Fairly simple question
In a country with $x$ people I choose two subsets sets, $A, B$ with uniform distribution. The sets I choose are of fixed size $|A| = a, |B| = b$ which i knew before choosing the sets.
What is the expected value of $|A \cap B|$?
For each person $h$ of that country, define the random variable $X_h$ as $1$ if $h$ is in $A\cap B$, and $0$ if not.
What is the expected value of $X_h$ for a given $h$? It's clearly
$$E[X_h]=1\times P(h \in A \cap B) + 0 \times (1-P(h \in A \cap B)) = P(h \in A \cap B).$$
Since $A$ and $B$ are chosen indepently from each other (that isn't explicitely stated, but seems a natural assumption), we have
$$P(h \in A \cap B) = P(h \in A)P(h \in B).$$
Because the sets are chosen uniformly from the subsets with cardinality $a$ and $b$, resp., this means
$$P(h \in A \cap B) = \frac{a}x\frac{b}x = \frac{ab}{x^2}.$$
The key observation now is that the expected value you seek equals the expected value of the sum of all those $X_h$ (sum taken over the set of all persons in this country, which I denote with $H$), and that that latter sum can be split into the sum of expected values (see linearity of expectation)

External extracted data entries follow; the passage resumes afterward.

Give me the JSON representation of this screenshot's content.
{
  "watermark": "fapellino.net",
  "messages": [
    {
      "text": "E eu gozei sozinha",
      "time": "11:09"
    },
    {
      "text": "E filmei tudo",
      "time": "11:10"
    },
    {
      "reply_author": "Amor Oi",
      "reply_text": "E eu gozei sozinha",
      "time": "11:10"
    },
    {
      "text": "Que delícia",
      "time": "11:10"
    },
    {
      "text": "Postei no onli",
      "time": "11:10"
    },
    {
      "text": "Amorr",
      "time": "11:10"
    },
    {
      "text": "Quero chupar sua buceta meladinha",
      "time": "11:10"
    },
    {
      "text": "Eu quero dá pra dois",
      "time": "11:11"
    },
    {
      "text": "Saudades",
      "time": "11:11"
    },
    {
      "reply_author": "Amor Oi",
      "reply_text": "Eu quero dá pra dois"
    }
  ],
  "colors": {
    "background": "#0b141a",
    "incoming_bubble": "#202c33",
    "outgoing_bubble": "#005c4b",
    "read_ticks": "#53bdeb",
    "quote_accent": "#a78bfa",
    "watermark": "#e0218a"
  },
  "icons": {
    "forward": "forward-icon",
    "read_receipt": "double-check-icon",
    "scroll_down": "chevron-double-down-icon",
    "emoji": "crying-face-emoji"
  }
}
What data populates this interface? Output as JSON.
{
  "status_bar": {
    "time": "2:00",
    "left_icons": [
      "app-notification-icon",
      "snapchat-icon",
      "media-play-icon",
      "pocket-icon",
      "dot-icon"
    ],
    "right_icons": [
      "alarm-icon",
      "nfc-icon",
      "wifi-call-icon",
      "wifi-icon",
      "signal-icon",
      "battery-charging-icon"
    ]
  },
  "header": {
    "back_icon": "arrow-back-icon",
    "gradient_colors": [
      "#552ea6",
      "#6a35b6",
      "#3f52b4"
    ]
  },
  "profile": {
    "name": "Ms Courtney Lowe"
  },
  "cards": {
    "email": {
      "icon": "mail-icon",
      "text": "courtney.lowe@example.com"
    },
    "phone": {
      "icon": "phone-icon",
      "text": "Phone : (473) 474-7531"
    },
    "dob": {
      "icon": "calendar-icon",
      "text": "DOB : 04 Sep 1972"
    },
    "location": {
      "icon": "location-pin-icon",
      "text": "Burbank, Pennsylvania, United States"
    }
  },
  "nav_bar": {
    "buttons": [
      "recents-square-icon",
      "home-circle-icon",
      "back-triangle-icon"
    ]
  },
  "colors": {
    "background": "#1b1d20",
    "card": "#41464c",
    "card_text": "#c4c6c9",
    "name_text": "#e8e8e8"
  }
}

$$E[|A\cap B|]=E[\sum_{h \in H}X_h] = \sum_{h \in H}E[X_h] $$
In the latter sum each summand has the same value which we calculated above, so we finally get
$$E[|A\cap B|]=x\times \frac{ab}{x^2} = \frac{ab}{x}.$$
The expected value is just the probability that someone is counted in both sets. The probability of being in set $A$ is $a/x$ and in $B$ is $b/x$, so the probability of being in both sets is $ab/x^2$.
You can verify this by considering simple cases like $a=b=x$ where we get $1$, or $x=2$ and $a=b=1$ where we get $1/4$.